Don't forget that you are only describing this by looking back in time from now. It did not feel entirely like that then, it just feels like it felt like that. . .from looking back on it.
Turn around. Look around. It's cheap to say we "should have done. . ." by looking back. We did what we did, we learned what we did, we gave and received what we did, related as we did -- operative word, "did". We could not do anything other than what we did do (or we would have done it some places). Lamenting what we did not know in the past doesn't "help" us in anyway now? It is easier though, than trying to "fix" things now. I have 55-60 years of doing/not doing things in a certain way and I learned, in my 40's, how very difficult that is to "fix".
At the age of 40, I was taking an accounting final exam and came upon a problem with something just beyond my remembering or knowledge/ability to figure out. I had the sudden thought/genuine feeling, "I wish I had studied more". I cannot tell you what that genuine feeling did to me, the knowledge that my step mother didn't matter/care if I studied, that my teacher did not care if I studied, that my fellow students, bosses, no one else in the world cared if I studied; I wanted to solve this problem and that was all that mattered; no one else could make me want that.

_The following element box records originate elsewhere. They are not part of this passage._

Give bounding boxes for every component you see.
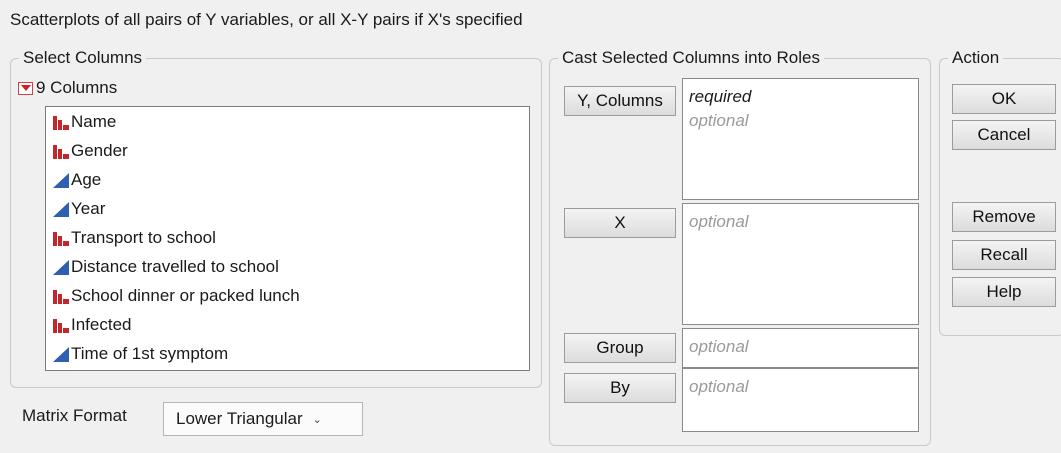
- y-columns-role-box[interactable]: required optional: [682, 78, 919, 200]
- y-required-text: required: [689, 87, 752, 106]
- recall-button[interactable]: Recall: [952, 240, 1056, 270]
- continuous-triangle-icon: [53, 172, 69, 188]
- column-name: Infected: [71, 314, 132, 334]
- columns-count-label: 9 Columns: [36, 78, 118, 97]
- x-role-box[interactable]: optional: [682, 203, 919, 325]
- chevron-down-icon: ⌄: [312, 413, 322, 426]
- column-list-item[interactable]: Year: [46, 194, 529, 223]
- column-list-item[interactable]: Age: [46, 165, 529, 194]
- y-optional-text: optional: [689, 111, 749, 130]
- continuous-triangle-icon: [53, 346, 69, 362]
- matrix-format-dropdown[interactable]: Lower Triangular ⌄: [163, 402, 363, 436]
- x-optional-text: optional: [689, 212, 749, 231]
- matrix-format-label: Matrix Format: [22, 406, 127, 425]
- column-name: School dinner or packed lunch: [71, 285, 300, 305]
- column-list-item[interactable]: Distance travelled to school: [46, 252, 529, 281]
- nominal-bar-icon: [53, 115, 69, 130]
- nominal-bar-icon: [53, 144, 69, 159]
- select-columns-label: Select Columns: [19, 47, 147, 69]
- nominal-bar-icon: [53, 231, 69, 246]
- column-name: Time of 1st symptom: [71, 343, 229, 363]
- column-list-item[interactable]: Infected: [46, 310, 529, 339]
- by-button[interactable]: By: [564, 373, 676, 403]
- continuous-triangle-icon: [53, 201, 69, 217]
- help-button[interactable]: Help: [952, 277, 1056, 307]
- column-name: Transport to school: [71, 227, 216, 247]
- by-role-box[interactable]: optional: [682, 368, 919, 432]
- cancel-button[interactable]: Cancel: [952, 120, 1056, 150]
- continuous-triangle-icon: [53, 259, 69, 275]
- dialog-title: Scatterplots of all pairs of Y variables…: [10, 10, 523, 29]
- column-name: Name: [71, 111, 117, 131]
- matrix-format-value: Lower Triangular: [176, 409, 303, 428]
- y-columns-button[interactable]: Y, Columns: [564, 86, 676, 116]
- x-button[interactable]: X: [564, 208, 676, 238]
- column-name: Year: [71, 198, 106, 218]
- group-optional-text: optional: [689, 337, 749, 356]
- column-list-item[interactable]: Time of 1st symptom: [46, 339, 529, 368]
- group-role-box[interactable]: optional: [682, 328, 919, 368]
- column-list-item[interactable]: Transport to school: [46, 223, 529, 252]
- column-list-item[interactable]: Gender: [46, 136, 529, 165]
- column-list[interactable]: Name Gender Age Year Transport to school Dist…: [45, 106, 530, 371]
- column-name: Distance travelled to school: [71, 256, 279, 276]
- columns-header: 9 Columns: [18, 78, 117, 98]
- column-list-item[interactable]: School dinner or packed lunch: [46, 281, 529, 310]
- column-list-item[interactable]: Name: [46, 107, 529, 136]
- column-name: Gender: [71, 140, 128, 160]
- action-label: Action: [948, 47, 1004, 69]
- by-optional-text: optional: [689, 377, 749, 396]
- column-name: Age: [71, 169, 102, 189]
- remove-button[interactable]: Remove: [952, 202, 1056, 232]
- ok-button[interactable]: OK: [952, 84, 1056, 114]
- disclosure-menu-icon[interactable]: [18, 81, 33, 95]
- nominal-bar-icon: [53, 289, 69, 304]
- group-button[interactable]: Group: [564, 333, 676, 363]
- cast-roles-label: Cast Selected Columns into Roles: [558, 47, 824, 69]
- nominal-bar-icon: [53, 318, 69, 333]
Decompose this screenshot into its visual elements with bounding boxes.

I had been through over 16 years of schooling and never gotten an "A" other than one high school quarter in "typing" and another in "badminton"/gym, because I did not care. It wasn't a "fault", I wasn't "bad" for getting C's, a few B's and a few D's, one F (international economics; Bernanke I'm not :-) So, what happened?

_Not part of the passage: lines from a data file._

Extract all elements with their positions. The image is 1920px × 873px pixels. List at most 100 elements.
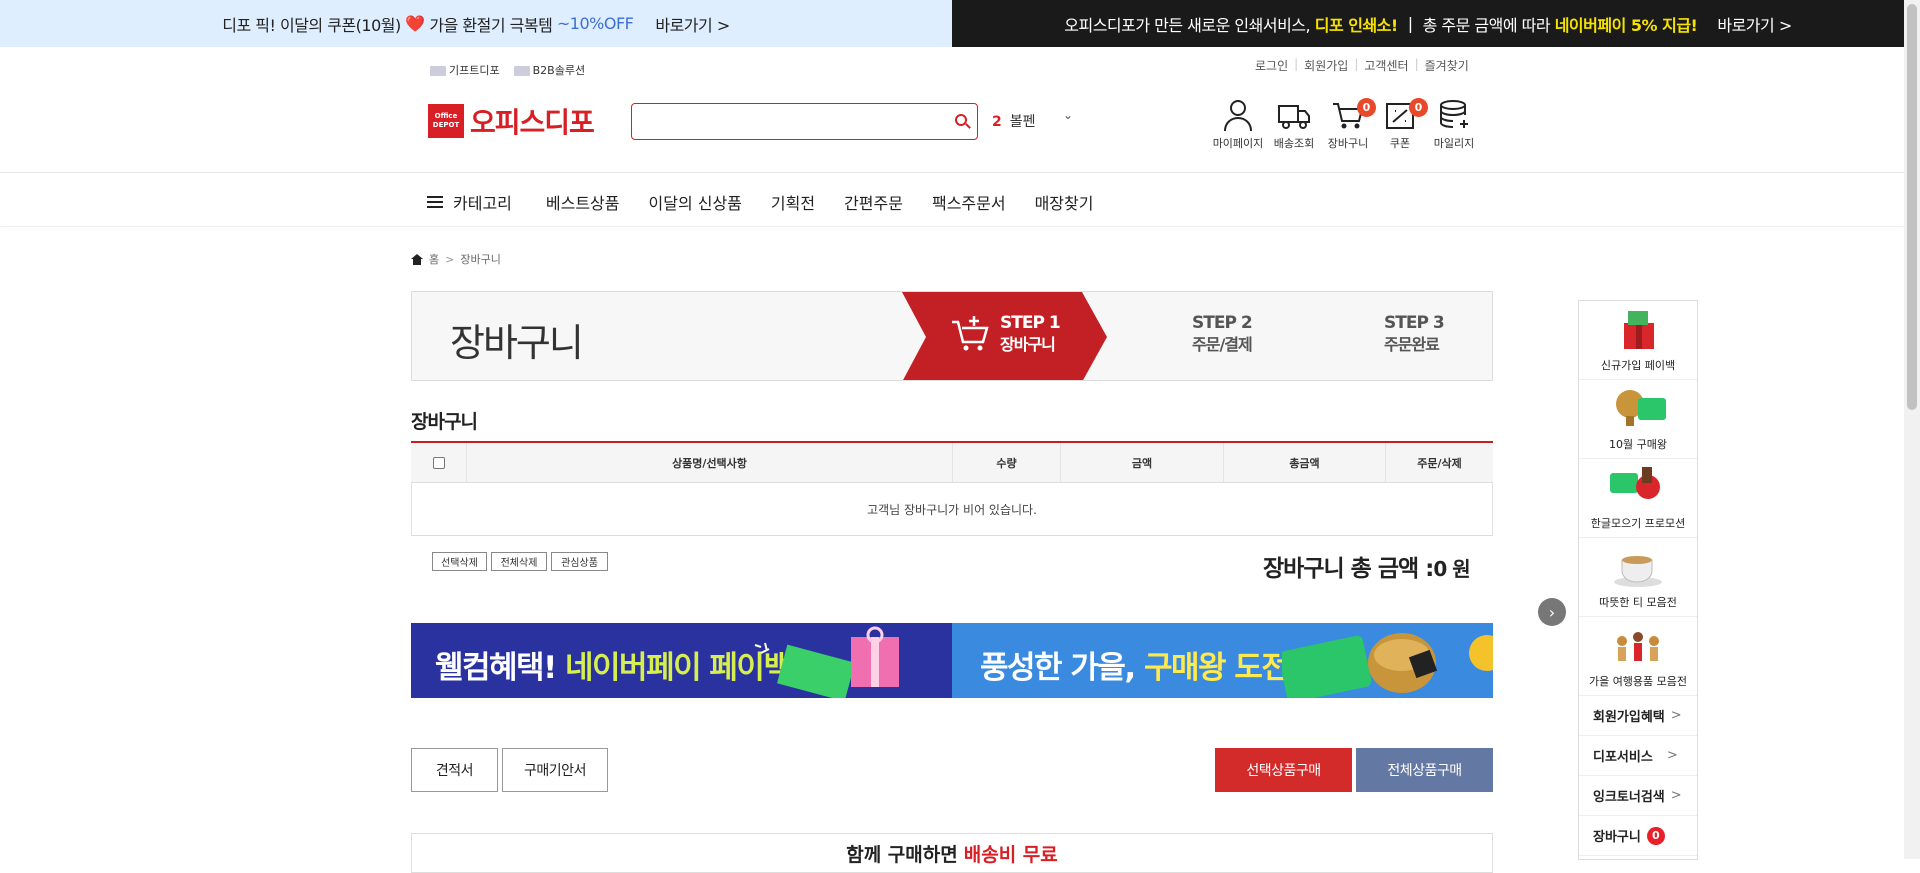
step-2-label: 주문/결제 <box>1192 335 1253 354</box>
quick-promo-2[interactable]: 10월 구매왕 <box>1579 380 1697 459</box>
quick-link-ink-toner[interactable]: 잉크토너검색 > <box>1579 776 1697 816</box>
together-text: 함께 구매하면 <box>846 844 958 866</box>
b2b-icon <box>513 66 530 76</box>
coupon-label: 쿠폰 <box>1389 137 1411 150</box>
mileage-button[interactable]: 마일리지 <box>1426 98 1482 151</box>
buy-selected-button[interactable]: 선택상품구매 <box>1215 748 1352 792</box>
banner2-white: 풍성한 가을, <box>980 650 1136 686</box>
step-2-num: STEP 2 <box>1192 313 1253 333</box>
popular-keyword[interactable]: 2 볼펜 <box>992 111 1036 131</box>
print-service-banner[interactable]: 오피스디포가 만든 새로운 인쇄서비스, 디포 인쇄소! | 총 주문 금액에 … <box>952 0 1904 47</box>
b2b-link[interactable]: B2B솔루션 <box>513 62 586 78</box>
estimate-button[interactable]: 견적서 <box>411 748 498 792</box>
naverpay-payback-banner[interactable]: 웰컴혜택! 네이버페이 페이백 <box>411 623 952 698</box>
people-cheering-icon <box>1617 632 1659 661</box>
b2b-label: B2B솔루션 <box>532 64 586 77</box>
gift-box-illustration <box>754 626 899 698</box>
signup-link[interactable]: 회원가입 <box>1304 57 1348 74</box>
nav-quick-order[interactable]: 간편주문 <box>844 190 903 214</box>
delete-all-button[interactable]: 전체삭제 <box>491 552 547 571</box>
top-promo-banner: 디포 픽! 이달의 쿠폰(10월) ❤️ 가을 환절기 극복템 ~10%OFF … <box>0 0 1920 47</box>
col-order-delete: 주문/삭제 <box>1385 443 1493 482</box>
search-icon[interactable] <box>955 114 967 126</box>
category-label: 카테고리 <box>453 194 512 213</box>
gift-depot-icon <box>430 66 446 76</box>
quick-promo-4-label: 따뜻한 티 모음전 <box>1599 596 1677 609</box>
breadcrumb: 홈 > 장바구니 <box>411 251 501 267</box>
cart-table: 상품명/선택사항 수량 금액 총금액 주문/삭제 고객님 장바구니가 비어 있습… <box>411 441 1493 536</box>
nav-best[interactable]: 베스트상품 <box>546 190 620 214</box>
search-box[interactable] <box>631 103 978 140</box>
quick-promo-5-label: 가을 여행용품 모음전 <box>1588 675 1688 688</box>
promo-cards-icon <box>1610 467 1660 499</box>
delete-selected-button[interactable]: 선택삭제 <box>432 552 487 571</box>
coins-icon <box>1440 100 1468 128</box>
select-all-cell <box>411 443 466 482</box>
keyword-rank: 2 <box>992 114 1002 130</box>
home-icon[interactable] <box>411 253 423 265</box>
chevron-right-icon: > <box>1670 788 1682 803</box>
quick-promo-3[interactable]: 한글모으기 프로모션 <box>1579 459 1697 538</box>
quick-promo-2-label: 10월 구매왕 <box>1609 438 1667 451</box>
coupon-button[interactable]: 쿠폰 0 <box>1374 98 1428 151</box>
purchase-request-button[interactable]: 구매기안서 <box>502 748 608 792</box>
autumn-buyer-king-banner[interactable]: 풍성한 가을, 구매왕 도전! <box>952 623 1493 698</box>
quick-cart-badge: 0 <box>1646 826 1665 845</box>
promo-coupon-text: 디포 픽! 이달의 쿠폰(10월) <box>222 15 401 35</box>
mypage-button[interactable]: 마이페이지 <box>1210 98 1266 151</box>
gift-depot-label: 기프트디포 <box>449 64 500 77</box>
breadcrumb-home[interactable]: 홈 <box>429 251 439 267</box>
nav-fax-order[interactable]: 팩스주문서 <box>932 190 1006 214</box>
gift-depot-link[interactable]: 기프트디포 <box>430 62 500 78</box>
category-menu-button[interactable]: 카테고리 <box>427 190 512 214</box>
logo-text: 오피스디포 <box>470 106 595 139</box>
login-link[interactable]: 로그인 <box>1255 57 1288 74</box>
print-banner-go-link[interactable]: 바로가기 > <box>1717 12 1792 36</box>
gift-box-icon <box>1624 311 1654 349</box>
print-banner-sep: | <box>1407 14 1413 33</box>
quick-link-signup-benefit[interactable]: 회원가입혜택 > <box>1579 696 1697 736</box>
promo-coupon-banner[interactable]: 디포 픽! 이달의 쿠폰(10월) ❤️ 가을 환절기 극복템 ~10%OFF … <box>0 0 952 47</box>
bookmark-link[interactable]: 즐겨찾기 <box>1425 57 1469 74</box>
promo-coupon-go-link[interactable]: 바로가기 > <box>655 12 730 36</box>
delivery-label: 배송조회 <box>1273 137 1315 150</box>
col-qty: 수량 <box>952 443 1060 482</box>
chevron-right-icon: > <box>1670 708 1682 723</box>
print-banner-text2: 총 주문 금액에 따라 <box>1422 15 1551 35</box>
col-product: 상품명/선택사항 <box>466 443 952 482</box>
cart-button[interactable]: 장바구니 0 <box>1322 98 1376 151</box>
breadcrumb-sep: > <box>445 252 455 266</box>
chevron-right-icon: > <box>1666 748 1678 763</box>
wishlist-button[interactable]: 관심상품 <box>551 552 608 571</box>
quick-promo-1[interactable]: 신규가입 페이백 <box>1579 301 1697 380</box>
quick-promo-5[interactable]: 가을 여행용품 모음전 <box>1579 617 1697 696</box>
customer-center-link[interactable]: 고객센터 <box>1364 57 1408 74</box>
step-3-num: STEP 3 <box>1384 313 1445 333</box>
delivery-button[interactable]: 배송조회 <box>1266 98 1322 151</box>
site-logo[interactable]: Office DEPOT 오피스디포 <box>428 101 595 141</box>
nav-new[interactable]: 이달의 신상품 <box>649 190 742 214</box>
header-divider <box>0 172 1904 173</box>
mileage-label: 마일리지 <box>1433 137 1475 150</box>
quick-link-depot-service[interactable]: 디포서비스 > <box>1579 736 1697 776</box>
cart-empty-message: 고객님 장바구니가 비어 있습니다. <box>411 483 1493 536</box>
scrollbar-thumb[interactable] <box>1907 4 1917 410</box>
nav-event[interactable]: 기획전 <box>771 190 815 214</box>
hamburger-icon <box>427 196 443 208</box>
quick-promo-4[interactable]: 따뜻한 티 모음전 <box>1579 538 1697 617</box>
page-scrollbar[interactable] <box>1904 0 1920 859</box>
page-title: 장바구니 <box>450 321 584 365</box>
banner1-white: 웰컴혜택! <box>435 650 557 686</box>
chevron-down-icon[interactable]: ⌄ <box>1063 108 1073 122</box>
nav-divider <box>0 226 1904 227</box>
search-input[interactable] <box>640 104 940 137</box>
buy-all-button[interactable]: 전체상품구매 <box>1356 748 1493 792</box>
quick-menu: 신규가입 페이백 10월 구매왕 한글모으기 프로모션 따뜻한 티 모음전 가을… <box>1578 300 1698 860</box>
quick-link-cart[interactable]: 장바구니 0 <box>1579 816 1697 856</box>
together-red: 배송비 무료 <box>963 844 1058 866</box>
quick-promo-1-label: 신규가입 페이백 <box>1600 359 1676 372</box>
select-all-checkbox[interactable] <box>432 456 445 469</box>
quick-menu-next-button[interactable]: › <box>1538 598 1566 626</box>
nav-store[interactable]: 매장찾기 <box>1035 190 1094 214</box>
person-icon <box>1224 100 1252 132</box>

I got a B in that course, missed an A by 9 points out of something like 362 and instantly knew in my heart that it could have been different if I had not skipped two classes and thus not gotten credit for my homework. The next year my girlfriend and I took the next semester of accounting and my work began. The struggle to make myself complete homework! I remember one of those sessions vividly where the struggle almost made me cry it was so intense. It all came down to me making myself aware of what I wanted for myself. No one else could do it for me, no one else could "care" if I did my homework. The jig was up thinking I was doing it because my stepmother or teacher demanded that I do it. Who did I want to
become at the age of 41, a woman who finished what she started, the best she could, or a quitter with excuses why I could not finish, could not
attempt to do what I wanted to do?
The battle got worse; when I took courses by myself as an adult, I was big on not taking the final exam. I had an A in one difficult course and skipped the final, got an "incomplete". I started going to finals but still did not study for them, just "faked" it (you can lead a horse to water but can't make her drink ;-) It took me 4-5 courses before I could get myself to work consistently from the beginning to the end of the course. But, that hard work carried over to the rest of my life too, just like therapy can.

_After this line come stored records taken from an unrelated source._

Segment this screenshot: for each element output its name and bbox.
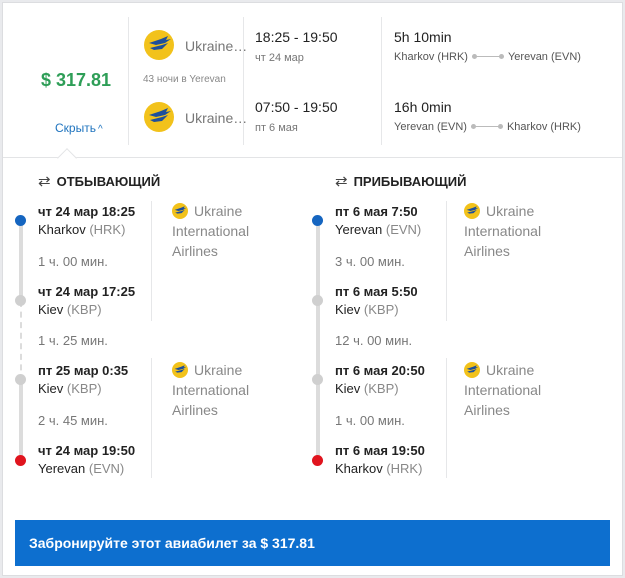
uia-logo-icon (464, 362, 480, 378)
flight-summary[interactable]: $ 317.81 Скрыть ^ Ukraine… 43 ночи в Yere… (3, 3, 622, 158)
stop-time: чт 24 мар 18:25 (38, 204, 136, 219)
stop-place: Kharkov (HRK) (335, 461, 423, 476)
divider (151, 201, 152, 321)
segment-airline: Ukraine International Airlines (172, 203, 250, 259)
swap-arrows-icon: ⇄ (335, 173, 348, 190)
layover-duration: 1 ч. 25 мин. (38, 333, 108, 348)
outbound-date: чт 24 мар (255, 52, 304, 64)
book-ticket-button[interactable]: Забронируйте этот авиабилет за $ 317.81 (15, 520, 610, 566)
uia-logo-icon (172, 362, 188, 378)
stop-time: чт 24 мар 19:50 (38, 443, 136, 458)
inbound-duration: 16h 0min (394, 99, 452, 115)
layover-duration: 12 ч. 00 мин. (335, 333, 413, 348)
departure-node (312, 215, 323, 226)
stop-place: Yerevan (EVN) (335, 222, 422, 237)
stop-node (312, 374, 323, 385)
outbound-route: Kharkov (HRK) Yerevan (EVN) (394, 51, 581, 63)
outbound-time-range: 18:25 - 19:50 (255, 29, 338, 45)
total-price: $ 317.81 (41, 70, 112, 90)
arrival-node (15, 455, 26, 466)
stop-place: Kiev (KBP) (335, 381, 399, 396)
nights-count: 43 ночи в Yerevan (143, 74, 226, 85)
divider (446, 201, 447, 321)
arrival-node (312, 455, 323, 466)
leg-duration: 1 ч. 00 мин. (38, 254, 108, 269)
leg-duration: 2 ч. 45 мин. (38, 413, 108, 428)
outbound-airline-name: Ukraine… (185, 38, 248, 54)
departing-header: ⇄ ОТБЫВАЮЩИЙ (38, 172, 160, 190)
uia-logo-icon (464, 203, 480, 219)
stop-place: Yerevan (EVN) (38, 461, 125, 476)
segment-airline: Ukraine International Airlines (464, 203, 542, 259)
stop-time: пт 6 мая 5:50 (335, 284, 418, 299)
stop-place: Kiev (KBP) (335, 302, 399, 317)
stop-place: Kiev (KBP) (38, 381, 102, 396)
inbound-date: пт 6 мая (255, 122, 298, 134)
stop-node (312, 295, 323, 306)
timeline-rail (316, 221, 320, 461)
chevron-up-icon: ^ (97, 124, 103, 135)
divider (446, 358, 447, 478)
inbound-to: Kharkov (HRK) (506, 121, 581, 133)
stop-time: пт 6 мая 7:50 (335, 204, 418, 219)
leg-duration: 1 ч. 00 мин. (335, 413, 405, 428)
route-line-icon (470, 124, 503, 130)
leg-duration: 3 ч. 00 мин. (335, 254, 405, 269)
hide-label: Скрыть (55, 121, 96, 135)
outbound-duration: 5h 10min (394, 29, 452, 45)
segment-airline: Ukraine International Airlines (172, 362, 250, 418)
divider (128, 17, 129, 145)
uia-logo-icon (144, 30, 174, 60)
arriving-header: ⇄ ПРИБЫВАЮЩИЙ (335, 172, 466, 190)
outbound-to: Yerevan (EVN) (507, 51, 581, 63)
timeline-rail (19, 221, 23, 301)
departure-node (15, 215, 26, 226)
hide-details-link[interactable]: Скрыть ^ (55, 121, 103, 135)
stop-node (15, 374, 26, 385)
stop-place: Kharkov (HRK) (38, 222, 126, 237)
flight-result-card: $ 317.81 Скрыть ^ Ukraine… 43 ночи в Yere… (2, 2, 623, 576)
stop-node (15, 295, 26, 306)
stop-time: пт 6 мая 20:50 (335, 363, 425, 378)
inbound-from: Yerevan (EVN) (394, 121, 467, 133)
divider (381, 17, 382, 145)
arriving-title: ПРИБЫВАЮЩИЙ (353, 173, 467, 189)
inbound-airline-name: Ukraine… (185, 110, 248, 126)
timeline-rail (19, 381, 23, 461)
swap-arrows-icon: ⇄ (38, 173, 51, 190)
stop-time: пт 6 мая 19:50 (335, 443, 425, 458)
uia-logo-icon (172, 203, 188, 219)
outbound-from: Kharkov (HRK) (394, 51, 468, 63)
segment-airline: Ukraine International Airlines (464, 362, 542, 418)
stop-time: чт 24 мар 17:25 (38, 284, 136, 299)
uia-logo-icon (144, 102, 174, 132)
inbound-time-range: 07:50 - 19:50 (255, 99, 338, 115)
stop-time: пт 25 мар 0:35 (38, 363, 129, 378)
route-line-icon (471, 54, 504, 60)
timeline-layover (20, 301, 22, 381)
divider (151, 358, 152, 478)
stop-place: Kiev (KBP) (38, 302, 102, 317)
inbound-route: Yerevan (EVN) Kharkov (HRK) (394, 121, 581, 133)
departing-title: ОТБЫВАЮЩИЙ (56, 173, 161, 189)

Two years ago I wrote a 50,000 word novel as part of the National Novel Writing Month (takes place every November) project; you have to write a novel (or at least 50,000 words of it) starting November 1 and finish November 30.
http://mysharingspaceonline.com/story.pdf The novel is about "me", who I was at 26 and who I would have liked to have been; I "rewrote" my literal history so it took advantage of the 30+ years I'd lived beyond that. At 26 I did not know what I wanted, was wholly lost/clueless and thought it was all my fault or my stepmother's, or dead mother's, somebody's "fault". My present life was ruined by my past.
I know now that none of that holds water for me; I was carrying around leaky buckets and complaining that my buckets were leaky. That was very true but didn't "do" anything for me. Wanting buckets that didn't leak and not doing anything to procure them didn't do anything for me either. Wailing that I didn't know what to do to get or fix leaky buckets didn't do anything; berating those that gave me the leaky buckets didn't do anything; refusing to carry the leaky buckets didn't do anything; anything that did not address the problem, did not try to make the buckets better for my uses, did not do anything.
I was in therapy for about 25 years all together, half my life at the time. I'm still debating my own nature/nurture thing; did the therapy help or would I have changed as well with just age/experience? I chose the therapy. This is my life. The therapy liners for my buckets worked just fine until I could make new ones for myself.